There remains the very interesting question about the direction and size of value exchange. The media receives a benefit from the digital platforms drawing attention to their stories and the digital operator also reaps a benefit from having news on its platforms. 

Ultimately, by way of a political compromise, the legislation establishing a media bargaining code, although enacted, was not given effect in practice. That is, the declaration provisions were not applied. In return, Facebook and Google committed to contributing money, thought to be in the order of A$200-$300 million, to be distributed across the Australian media.

If not to address a real bargaining imbalance (assuming the government should step in to address such imbalances), what other reason could there be for the existence of the media bargaining code? Could this be a case of successful rent seeking by the media industry? 

My own key interest is in the obvious decline of public-interest journalism. That is, any journalism that relates to public matters, no matter whether it is on the right or the left or, in some sense, neutral. There has been a particularly sharp decline in regional news availability. Our research has shown there are huge “news deserts” in Australia. That is, large areas of the country where there is simply no reporting of local courts, local councils, community matters, community events, sports events, and all the things that bear on community cohesion. In the capital cities, there has also been a noticeable decline in the number of journalists employed in newspapers, radio, and TV. There is, in other words, a good public argument for supporting journalism. Whether Facebook and Google should contribute has become a political question and is right now a part of the political agenda.

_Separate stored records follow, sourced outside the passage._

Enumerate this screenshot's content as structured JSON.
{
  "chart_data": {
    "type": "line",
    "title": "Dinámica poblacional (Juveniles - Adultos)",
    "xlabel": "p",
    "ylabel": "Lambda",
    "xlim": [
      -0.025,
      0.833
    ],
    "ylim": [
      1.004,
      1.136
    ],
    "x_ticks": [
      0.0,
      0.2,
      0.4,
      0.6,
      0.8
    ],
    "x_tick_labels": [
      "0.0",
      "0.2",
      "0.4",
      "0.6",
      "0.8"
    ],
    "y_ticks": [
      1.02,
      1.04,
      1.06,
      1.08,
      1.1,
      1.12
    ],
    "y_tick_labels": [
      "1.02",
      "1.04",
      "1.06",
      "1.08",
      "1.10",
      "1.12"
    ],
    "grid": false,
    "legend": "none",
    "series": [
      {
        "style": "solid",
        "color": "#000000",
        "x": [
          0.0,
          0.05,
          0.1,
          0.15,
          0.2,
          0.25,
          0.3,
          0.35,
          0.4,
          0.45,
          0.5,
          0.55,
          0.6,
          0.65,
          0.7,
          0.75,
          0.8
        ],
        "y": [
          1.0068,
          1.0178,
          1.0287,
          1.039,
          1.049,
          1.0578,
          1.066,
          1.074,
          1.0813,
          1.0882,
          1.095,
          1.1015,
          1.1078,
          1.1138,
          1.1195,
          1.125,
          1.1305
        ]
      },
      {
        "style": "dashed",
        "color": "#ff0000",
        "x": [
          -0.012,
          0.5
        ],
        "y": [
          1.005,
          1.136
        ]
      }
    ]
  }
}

Is anyone suggesting that, if journalism is in the public interest, it should be subsidized by taxpayer money rather than by specific private companies, like Facebook and Google? Further, don’t these companies also help journalism by making their content available through online search and social media?

These are the arguments put forward by Facebook and Google and others, and I wish them the best of luck in the public debate, although I would mention that the current public debate is starting to talk about bringing in other digital platforms and players. As to the point that these companies help journalism, that is true. Talk to a media company, however, and they’ll say that, on balance, they hurt them more than they help them. A lively debate is going on about this. I do think there is scope for much better empirical work about the value exchange and which way it flows, but it needs to be truly independent and credible. 

The ongoing Digital Platform Services Inquiry (DPSI) has also made recommendations based on the premise that there is an imbalance of power between digital platforms and their business users. Is there anything you can tell us about the DPSI? Do you think a specific regulatory regime is justified for digital platforms?

My review is that, regarding economic analysis of digital platforms, the economics profession at the top has a fairly good understanding. At the level of regulators, and in particular what they should be, nobody is clear about that. All simple answers are wrong. Self-preferencing and the likes are just small issues chipping away at the edges of digital platforms.